ADA YANG KEMBALI

24 4 0
                                    

Ami mengerjap-erjapkan matanya pada dokumen yang baru saja diserahkan kepadanya seolah tidak percaya dengan apa yang tengah dilihatnya. Ia lantas menatap Alex yang saat itu sedang mengobrol dengan seseorang di ruang ganti dan bertanya-tanya bagaimana ia harus mengatakan semua ini padanya.

Di dokumen yang sedang ia pegang tertulis nama Coraline Maya Joseph sebagai rekan kerjanya dalam proyek iklan yang pengambilan gambarnya akan mulai dikerjakan minggu depan. Ami sepenuhnya mengetahui siapa Raline dan apa pengaruhnya terhadap Alex. Ia mengetahui sejarah itu bukan dari Alex secara langsung tentu saja, melainkan dari manajer sebelumnya. Ia diperingatkan untuk tidak menyebut nama perempuan itu dalam hal apapun dan ia berhasil melakukannya selama ini. Namun sekarang ia malah, dengan cerobohnya, mengantarkan Alex pada perempuan yang namanya saja tidak boleh disebut itu.

Tapi sebenarnya ini sama sekali bukan kesalahannya. Sebelum penandatangan kontrak ia sudah membaca semuanya dengan cermat dan sama sekali tidak disebutkan nama Raline disana. Namun ia tidak pernah berpikir bahwa ada dokumen kontrak lain yang memang tidak perlu diketahui olehnya, dokumen kontrak dengan pihak agensi yang menaungi Raline tentu saja. Yang membuat ia merasa ceroboh adalah ia tidak bertanya apakah di proyek ini Alex dipasangkan dengan artis lain atau tidak. seandainya ia mengetahui hal ini dari awal, ia sudah pasti akan menolak tawaran kerjasama ini. Yang menjadi masalah, ia sudah tidak bisa memutuskan kontrak secara sepihak begitu saja tanpa ada alasan yang jelas dan masuk akal. Ya ampun... kenapa ada-ada saja masalah belakangan ini?

***

"Ada apa, Mi?" tanya Alex tiba-tiba membuat Ami yang memang sedang melamun langsung mengerjap kaget. Ia membuka mulut untuk mengatakan sesuatu namun tidak jadi. Ia benar-benar tidak tahu bagaimana memberitahunya.

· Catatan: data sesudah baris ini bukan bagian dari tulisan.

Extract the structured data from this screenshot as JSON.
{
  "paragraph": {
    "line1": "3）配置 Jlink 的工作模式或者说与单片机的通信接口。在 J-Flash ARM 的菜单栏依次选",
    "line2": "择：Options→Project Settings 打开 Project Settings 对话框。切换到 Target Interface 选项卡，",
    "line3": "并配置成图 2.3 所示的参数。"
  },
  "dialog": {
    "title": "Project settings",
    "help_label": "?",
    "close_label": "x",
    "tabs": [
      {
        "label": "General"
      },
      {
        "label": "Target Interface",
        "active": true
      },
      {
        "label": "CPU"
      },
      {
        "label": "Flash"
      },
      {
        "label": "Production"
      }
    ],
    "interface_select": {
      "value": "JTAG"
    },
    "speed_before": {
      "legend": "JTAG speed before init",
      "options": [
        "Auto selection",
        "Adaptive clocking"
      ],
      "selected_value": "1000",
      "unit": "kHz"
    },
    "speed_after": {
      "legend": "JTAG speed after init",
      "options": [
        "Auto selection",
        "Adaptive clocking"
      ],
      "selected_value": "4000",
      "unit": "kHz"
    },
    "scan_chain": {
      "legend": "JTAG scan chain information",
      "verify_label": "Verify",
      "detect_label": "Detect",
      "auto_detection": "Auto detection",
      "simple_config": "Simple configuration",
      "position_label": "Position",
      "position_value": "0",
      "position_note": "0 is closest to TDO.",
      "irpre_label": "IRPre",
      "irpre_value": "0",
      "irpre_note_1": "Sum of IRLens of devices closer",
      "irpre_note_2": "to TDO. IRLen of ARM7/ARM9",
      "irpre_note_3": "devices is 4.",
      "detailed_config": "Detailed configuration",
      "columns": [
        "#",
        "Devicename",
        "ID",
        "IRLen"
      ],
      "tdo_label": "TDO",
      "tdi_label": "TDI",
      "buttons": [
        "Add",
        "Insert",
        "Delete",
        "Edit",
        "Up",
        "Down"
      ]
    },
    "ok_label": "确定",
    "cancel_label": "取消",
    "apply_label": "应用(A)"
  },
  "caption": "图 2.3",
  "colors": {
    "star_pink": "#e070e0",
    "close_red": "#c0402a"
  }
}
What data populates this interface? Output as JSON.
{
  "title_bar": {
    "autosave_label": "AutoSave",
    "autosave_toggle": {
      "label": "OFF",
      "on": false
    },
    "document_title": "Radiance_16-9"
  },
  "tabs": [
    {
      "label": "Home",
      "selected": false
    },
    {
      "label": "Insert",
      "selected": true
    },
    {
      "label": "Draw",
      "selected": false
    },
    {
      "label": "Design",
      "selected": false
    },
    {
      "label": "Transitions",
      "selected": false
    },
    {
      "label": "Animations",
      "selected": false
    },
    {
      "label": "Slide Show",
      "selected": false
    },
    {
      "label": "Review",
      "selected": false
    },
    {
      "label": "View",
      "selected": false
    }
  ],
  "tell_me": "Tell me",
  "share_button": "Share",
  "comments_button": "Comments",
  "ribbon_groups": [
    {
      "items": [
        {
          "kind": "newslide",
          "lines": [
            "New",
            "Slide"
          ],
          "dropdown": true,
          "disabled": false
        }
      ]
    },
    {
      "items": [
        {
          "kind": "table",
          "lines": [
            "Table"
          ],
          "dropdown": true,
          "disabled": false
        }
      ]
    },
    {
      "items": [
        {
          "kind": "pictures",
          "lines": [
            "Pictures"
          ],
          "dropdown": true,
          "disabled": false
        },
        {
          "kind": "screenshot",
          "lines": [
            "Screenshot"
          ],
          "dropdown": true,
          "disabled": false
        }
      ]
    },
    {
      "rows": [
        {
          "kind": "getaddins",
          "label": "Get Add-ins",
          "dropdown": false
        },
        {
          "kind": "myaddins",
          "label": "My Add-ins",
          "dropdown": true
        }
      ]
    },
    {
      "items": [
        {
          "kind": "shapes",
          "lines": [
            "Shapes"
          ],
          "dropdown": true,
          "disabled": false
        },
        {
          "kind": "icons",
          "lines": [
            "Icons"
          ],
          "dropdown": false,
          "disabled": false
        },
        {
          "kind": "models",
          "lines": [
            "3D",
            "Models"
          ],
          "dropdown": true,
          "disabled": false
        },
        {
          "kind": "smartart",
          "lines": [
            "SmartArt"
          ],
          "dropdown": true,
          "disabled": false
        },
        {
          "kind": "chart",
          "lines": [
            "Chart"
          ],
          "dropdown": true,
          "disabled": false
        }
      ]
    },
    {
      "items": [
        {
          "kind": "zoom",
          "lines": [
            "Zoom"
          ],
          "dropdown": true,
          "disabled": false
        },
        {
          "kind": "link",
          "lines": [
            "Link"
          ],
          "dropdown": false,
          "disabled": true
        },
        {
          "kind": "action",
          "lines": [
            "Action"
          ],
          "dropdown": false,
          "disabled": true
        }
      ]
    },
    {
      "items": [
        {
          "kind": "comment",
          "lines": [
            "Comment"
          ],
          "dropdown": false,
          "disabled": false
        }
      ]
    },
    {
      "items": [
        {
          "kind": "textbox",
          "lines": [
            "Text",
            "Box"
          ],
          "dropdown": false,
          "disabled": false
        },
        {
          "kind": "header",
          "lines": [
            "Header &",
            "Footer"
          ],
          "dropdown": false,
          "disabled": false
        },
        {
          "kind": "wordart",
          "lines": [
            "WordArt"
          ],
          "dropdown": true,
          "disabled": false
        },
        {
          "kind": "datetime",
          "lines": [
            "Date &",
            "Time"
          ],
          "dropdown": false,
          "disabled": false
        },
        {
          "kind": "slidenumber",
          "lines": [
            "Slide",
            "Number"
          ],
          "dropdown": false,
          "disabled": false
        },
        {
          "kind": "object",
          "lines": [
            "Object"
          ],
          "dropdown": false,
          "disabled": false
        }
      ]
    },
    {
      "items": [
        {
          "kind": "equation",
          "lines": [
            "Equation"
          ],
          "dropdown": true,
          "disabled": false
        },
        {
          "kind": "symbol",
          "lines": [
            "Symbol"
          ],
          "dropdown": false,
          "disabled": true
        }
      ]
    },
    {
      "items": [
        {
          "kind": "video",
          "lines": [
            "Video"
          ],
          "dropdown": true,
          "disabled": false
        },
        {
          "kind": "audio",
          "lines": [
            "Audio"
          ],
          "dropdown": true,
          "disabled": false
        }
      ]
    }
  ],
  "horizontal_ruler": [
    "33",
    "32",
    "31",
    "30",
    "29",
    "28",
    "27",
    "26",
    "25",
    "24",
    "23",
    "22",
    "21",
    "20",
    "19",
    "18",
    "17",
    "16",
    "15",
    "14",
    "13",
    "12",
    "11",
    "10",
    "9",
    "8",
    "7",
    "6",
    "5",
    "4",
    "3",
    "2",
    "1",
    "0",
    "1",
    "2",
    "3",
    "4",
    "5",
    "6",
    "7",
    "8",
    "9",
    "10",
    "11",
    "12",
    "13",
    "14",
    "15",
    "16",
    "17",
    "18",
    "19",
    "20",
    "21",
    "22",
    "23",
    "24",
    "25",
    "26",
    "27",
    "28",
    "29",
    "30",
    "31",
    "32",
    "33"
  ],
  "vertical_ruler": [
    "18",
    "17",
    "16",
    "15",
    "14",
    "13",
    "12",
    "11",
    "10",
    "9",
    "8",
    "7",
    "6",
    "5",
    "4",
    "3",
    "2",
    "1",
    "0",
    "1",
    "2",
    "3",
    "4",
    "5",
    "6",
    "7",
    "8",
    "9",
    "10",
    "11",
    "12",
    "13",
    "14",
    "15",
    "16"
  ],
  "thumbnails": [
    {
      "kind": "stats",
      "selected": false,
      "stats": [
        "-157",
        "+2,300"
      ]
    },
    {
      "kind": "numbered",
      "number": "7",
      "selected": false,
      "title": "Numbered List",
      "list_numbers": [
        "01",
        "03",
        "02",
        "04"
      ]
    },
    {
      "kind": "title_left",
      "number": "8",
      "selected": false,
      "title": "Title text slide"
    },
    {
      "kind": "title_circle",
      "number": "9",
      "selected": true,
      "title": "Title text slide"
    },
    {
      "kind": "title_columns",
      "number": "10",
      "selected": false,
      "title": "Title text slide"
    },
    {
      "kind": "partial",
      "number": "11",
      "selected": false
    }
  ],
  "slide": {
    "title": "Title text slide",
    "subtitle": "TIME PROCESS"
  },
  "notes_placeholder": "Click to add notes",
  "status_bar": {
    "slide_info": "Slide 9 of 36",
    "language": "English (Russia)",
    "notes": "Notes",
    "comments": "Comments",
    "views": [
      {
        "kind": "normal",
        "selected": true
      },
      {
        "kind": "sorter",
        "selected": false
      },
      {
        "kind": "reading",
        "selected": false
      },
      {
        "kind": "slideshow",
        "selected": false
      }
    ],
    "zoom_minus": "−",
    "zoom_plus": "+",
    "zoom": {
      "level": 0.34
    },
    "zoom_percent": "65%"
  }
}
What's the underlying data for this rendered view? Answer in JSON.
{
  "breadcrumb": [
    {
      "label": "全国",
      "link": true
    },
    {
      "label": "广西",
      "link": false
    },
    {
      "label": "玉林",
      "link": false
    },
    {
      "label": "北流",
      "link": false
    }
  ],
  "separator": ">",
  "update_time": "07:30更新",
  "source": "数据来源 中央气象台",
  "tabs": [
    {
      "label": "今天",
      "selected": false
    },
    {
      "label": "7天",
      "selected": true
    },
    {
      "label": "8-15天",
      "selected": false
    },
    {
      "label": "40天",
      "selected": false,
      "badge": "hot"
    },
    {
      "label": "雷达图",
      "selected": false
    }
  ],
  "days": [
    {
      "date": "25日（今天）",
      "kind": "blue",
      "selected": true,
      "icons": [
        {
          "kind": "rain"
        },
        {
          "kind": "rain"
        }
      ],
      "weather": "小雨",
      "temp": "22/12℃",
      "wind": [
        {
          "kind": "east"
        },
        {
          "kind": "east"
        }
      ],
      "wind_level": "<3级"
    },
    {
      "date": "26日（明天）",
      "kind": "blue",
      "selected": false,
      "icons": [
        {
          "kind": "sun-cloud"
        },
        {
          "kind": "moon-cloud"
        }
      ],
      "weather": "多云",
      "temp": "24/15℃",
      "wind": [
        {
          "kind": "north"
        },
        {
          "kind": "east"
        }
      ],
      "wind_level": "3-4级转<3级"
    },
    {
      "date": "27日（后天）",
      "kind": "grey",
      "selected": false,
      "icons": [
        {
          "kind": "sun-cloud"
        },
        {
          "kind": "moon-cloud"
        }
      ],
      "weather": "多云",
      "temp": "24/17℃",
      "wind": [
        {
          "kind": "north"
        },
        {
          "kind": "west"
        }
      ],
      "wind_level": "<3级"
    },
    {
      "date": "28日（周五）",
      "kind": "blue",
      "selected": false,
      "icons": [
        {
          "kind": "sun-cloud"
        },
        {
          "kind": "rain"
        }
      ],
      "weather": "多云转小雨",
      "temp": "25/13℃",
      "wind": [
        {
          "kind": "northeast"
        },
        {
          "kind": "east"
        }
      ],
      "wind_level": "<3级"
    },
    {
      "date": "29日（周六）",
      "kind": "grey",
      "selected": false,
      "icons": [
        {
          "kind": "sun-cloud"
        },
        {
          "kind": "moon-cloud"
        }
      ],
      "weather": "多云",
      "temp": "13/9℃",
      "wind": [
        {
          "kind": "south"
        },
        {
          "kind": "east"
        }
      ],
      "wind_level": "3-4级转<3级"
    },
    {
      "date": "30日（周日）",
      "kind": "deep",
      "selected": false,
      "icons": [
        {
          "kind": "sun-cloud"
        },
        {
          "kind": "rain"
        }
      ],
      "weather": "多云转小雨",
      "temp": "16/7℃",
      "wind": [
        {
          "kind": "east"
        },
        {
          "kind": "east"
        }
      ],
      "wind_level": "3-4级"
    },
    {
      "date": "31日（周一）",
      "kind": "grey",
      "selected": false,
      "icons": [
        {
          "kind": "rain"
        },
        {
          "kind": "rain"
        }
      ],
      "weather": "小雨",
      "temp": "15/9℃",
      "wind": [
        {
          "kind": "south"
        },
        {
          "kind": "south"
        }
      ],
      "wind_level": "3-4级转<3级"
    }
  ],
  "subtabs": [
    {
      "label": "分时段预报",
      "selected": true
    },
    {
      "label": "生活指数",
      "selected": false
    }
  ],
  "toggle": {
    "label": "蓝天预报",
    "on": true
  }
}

Melihat wajah Ami yang pucat, Alex menyipitkan kedua matanya lalu tangannya terangkat dan ditempelkan pada kening manajernya itu.

"Nggak panas," Gumamnya. "Lo kenapa?" Tanyanya sekali lagi.

"Anu itu mas," Ami menelan ludahnya mendapati ia belum menemukan kata-kata yang tepat di pikirannya. "Sebelumnya gue minta maaf, gue bener-bener nggak tahu bagaimana ini bisa terjadi. Gue baru baca kalau-" Ami menghentikan kalimatnya. Mulutnya benar-benar kelu.

"Apa?"

Ami baru saja mendapatkan keberanian penuh untuk mengatakan yang sebenarnya pada Alex saat tiba-tiba seseorang berseru dari arah belakangnya.

"Bro, lo masih ingat Raline?"

Ami langsung terpaku di tempat mendengar suara bernada ringan itu. Ia tidak sadar menahan napas saat melihat reaksi Alex yang langsung berubah seratus delapan puluh derajat. Ia tidak melihat gerak gerik yang berlebihan, hanya wajah tegang nan dingin yang bisa membuat sekitarnya langsung membeku. Beberapa orang yang tadinya sibuk dengan urusannya masing-masing otomatis menghentikan kesibukannya dan langsung menatap sang pemilik suara dengan ekspresi kaget sekaligus terkejut. Ruangan ini sudah menjadi ruangan pribadi Alex selama bertahun-tahun, jadi hampir semua orang yang sehari-hari menghabiskan waktu di sini sudah tahu sejarah kelam itu dan aturan tersirat yang berlaku sejak dulu.

"Kenapa kalian menatap gue seperti itu?" tanya laki-laki itu saat melihat mata-mata yang menatapnya dengan tatapan seolah dia telah melakukan kesalahan besar. Seseorang yang sedang berdiri di dekat meja rias menggelengkan kepalanya ke arah si laki-laki dengan gerakan lemah berusaha menyampaikan bahwa dia telah melakukan sesuatu yang terlarang.

"Kalian semua kenapa?"

Namun rupanya dia tidak menangkap maksud yang berusaha disampaikan.

"Ya, Coraline. Tentu saja gue masih ingat," Alex menjawab dengan wajah yang menatap Ami tajam sebelum akhirnya memutar tubuhnya ke arah si laki-laki dan bertanya dengan nada yang dibuat senormal mungkin, "Kenapa?"